Cf he has become unable to concentrate at work. He becomes lax, his employees
demoralized, intransigent, carbohydrated. The owner of the whole The Whole Thing chain pays
a personal visit, 2 June, to the Northampton franchise. He takes a significant look at Dingle's
blackly circled cross-eyes, his well-chewed lip, his obscenely swollen feet. The owner
straightens his suede vest and fingers his Scientology medallion. He advises Dingle in no
uncertain terms that he, the owner, knows that things here at the Northampton facility are on the
decline. That sales have been slipping, that freshness is on occasion being compromised, that
TWT's employees, not to mention Northampton's health-rabid customers, are losing a focus for
their nutritional vision. Even the bran, he says pointedly, though not without a smile at his own
wit, lately isn't moving like it should. He asks Dingle what he'd do, in the owner's place, here.

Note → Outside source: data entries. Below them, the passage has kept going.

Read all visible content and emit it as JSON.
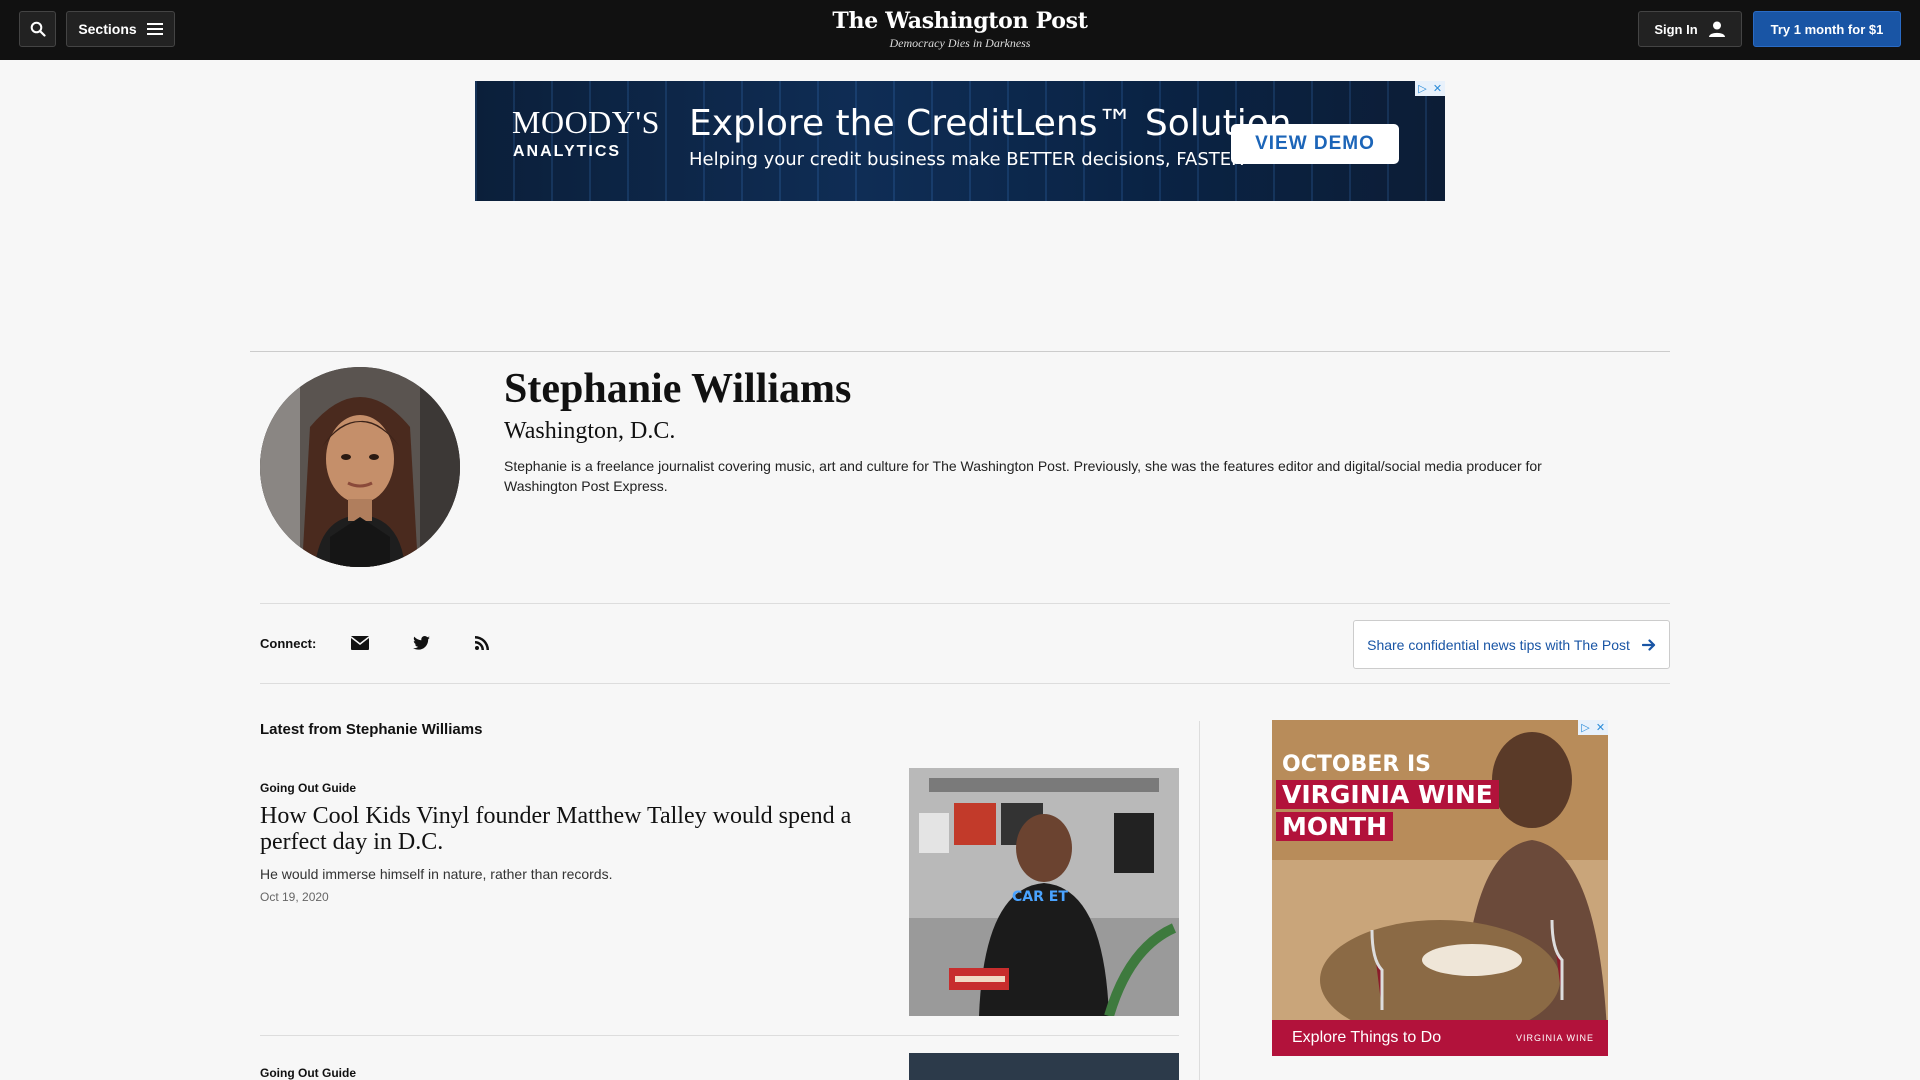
{
  "nav": {
    "sections_label": "Sections",
    "logo": "The Washington Post",
    "tagline": "Democracy Dies in Darkness",
    "signin_label": "Sign In",
    "trial_label": "Try 1 month for $1"
  },
  "ad_top": {
    "brand": "MOODY'S",
    "brand_sub": "ANALYTICS",
    "headline": "Explore the CreditLens™ Solution",
    "subline": "Helping your credit business make BETTER decisions, FASTER",
    "cta": "VIEW DEMO"
  },
  "author": {
    "name": "Stephanie Williams",
    "location": "Washington, D.C.",
    "bio": "Stephanie is a freelance journalist covering music, art and culture for The Washington Post. Previously, she was the features editor and digital/social media producer for Washington Post Express."
  },
  "connect": {
    "label": "Connect:",
    "icons": [
      "email-icon",
      "twitter-icon",
      "rss-icon"
    ],
    "tips_label": "Share confidential news tips with The Post"
  },
  "latest": {
    "title": "Latest from Stephanie Williams",
    "stories": [
      {
        "kicker": "Going Out Guide",
        "headline": "How Cool Kids Vinyl founder Matthew Talley would spend a perfect day in D.C.",
        "blurb": "He would immerse himself in nature, rather than records.",
        "date": "Oct 19, 2020",
        "shirt_text": "CAR ET"
      },
      {
        "kicker": "Going Out Guide"
      }
    ]
  },
  "ad_side": {
    "line1": "OCTOBER IS",
    "line2": "VIRGINIA WINE",
    "line3": "MONTH",
    "cta": "Explore Things to Do",
    "logo": "VIRGINIA WINE"
  },
  "colors": {
    "accent": "#1955a5",
    "nav_bg": "#111111",
    "page_bg": "#f7f7f7"
  }
}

Dingle's love, from deep inside him, puts in its own two cent's worth -- an electric thrill of
pediatric pain. A pale Dingle removes his glasses, sets his jaw. He reassures the twin images of
the owner. Things will turn around. The store will soon be back on its feet. Seven years of
careful management; passionate devotion to the marketing of health; the dingy Good Things no
competition: he waxes briefly eloquent, an aggressive sincerity that surprises the owner and
distracts even the bloated TWT employees from their game of rummy. The owner eventually
nods, acquiesces, checks his sundial and makes for the glass doors, leaving in his
cinnamon-scented wake a system of insinuations that both reaffirm and cast doubt on his faith in
Barry
Dingle. The store is silent; a halted bus motor can be heard at the traffic light.

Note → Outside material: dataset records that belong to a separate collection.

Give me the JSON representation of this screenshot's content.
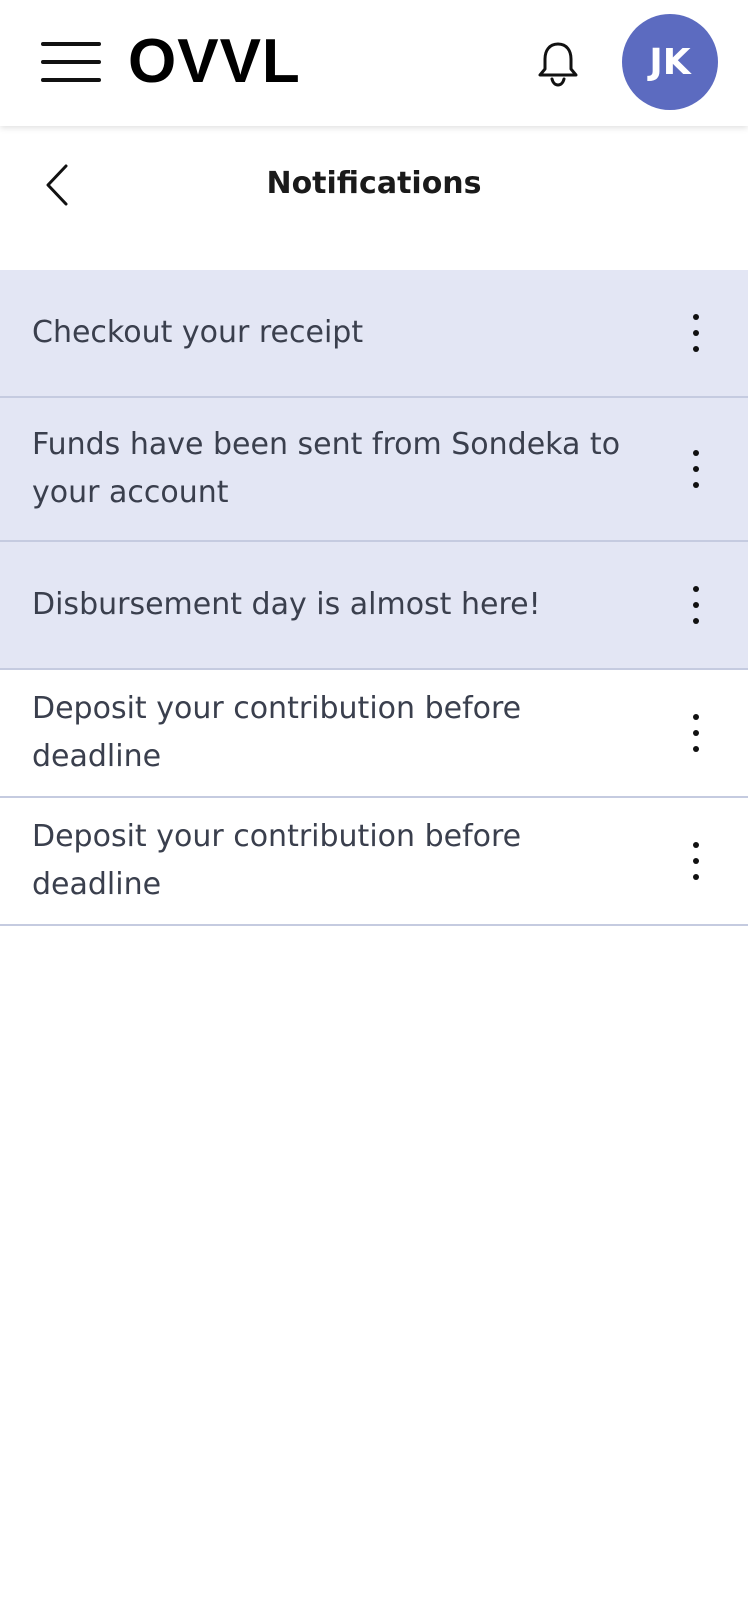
{
  "header": {
    "logo_text": "OVVL",
    "avatar_initials": "JK",
    "menu_icon": "hamburger-icon",
    "bell_icon": "bell-icon"
  },
  "page": {
    "title": "Notifications",
    "back_icon": "chevron-left-icon"
  },
  "notifications": [
    {
      "text": "Checkout your receipt",
      "unread": true
    },
    {
      "text": "Funds have been sent from Sondeka to your account",
      "unread": true
    },
    {
      "text": "Disbursement day is almost here!",
      "unread": true
    },
    {
      "text": "Deposit your contribution before deadline",
      "unread": false
    },
    {
      "text": "Deposit your contribution before deadline",
      "unread": false
    }
  ],
  "colors": {
    "avatar_bg": "#5c6bc0",
    "unread_bg": "#e3e6f4",
    "divider": "#c5cbe0"
  }
}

For two unprecedented sick-days Dingle stays home, brooding, his feet in hot salt
water and eucalyptus. Nigel, the assistant manager, temporarily assumes The Whole Thing's
helm. Dingle communes with his love. With himself.
The result of which is the prenominate realization that something must change,
coupled with a robust new determination really, truly, finally to act. After two days (date now 6
June 1983), Dingle leaves his bath, returns to TWT's many windows, and resolves, with a coldly
febrile set to his tall forehead, to set his unsteady sights on the distant Trask and to bring her, by
fair means or otherwise, swimming into his romantic ken. His homunculoid love smells the
metal smell of strength in Dingle's blood, and approves it. It loosens the grip of Dingle's own
nails just a bit. It encourages Dingle, exhorts, plays interior good-cop bad-cop, says it discerns in
him a nascent newness, a courage,
Courage! says Dingle's homunculoid love,
defining the term in Gothic script on Dingle's heart as a willingness to bring the comfortably
distant into a unified proximity, to risk stasis as completion. The words pump against the
fishwhite skin of Dingle's shallow chest and appear on his body in faint pink calligraphy. Dingle
reads himself double in the night's salty bath. Touches the blurred words.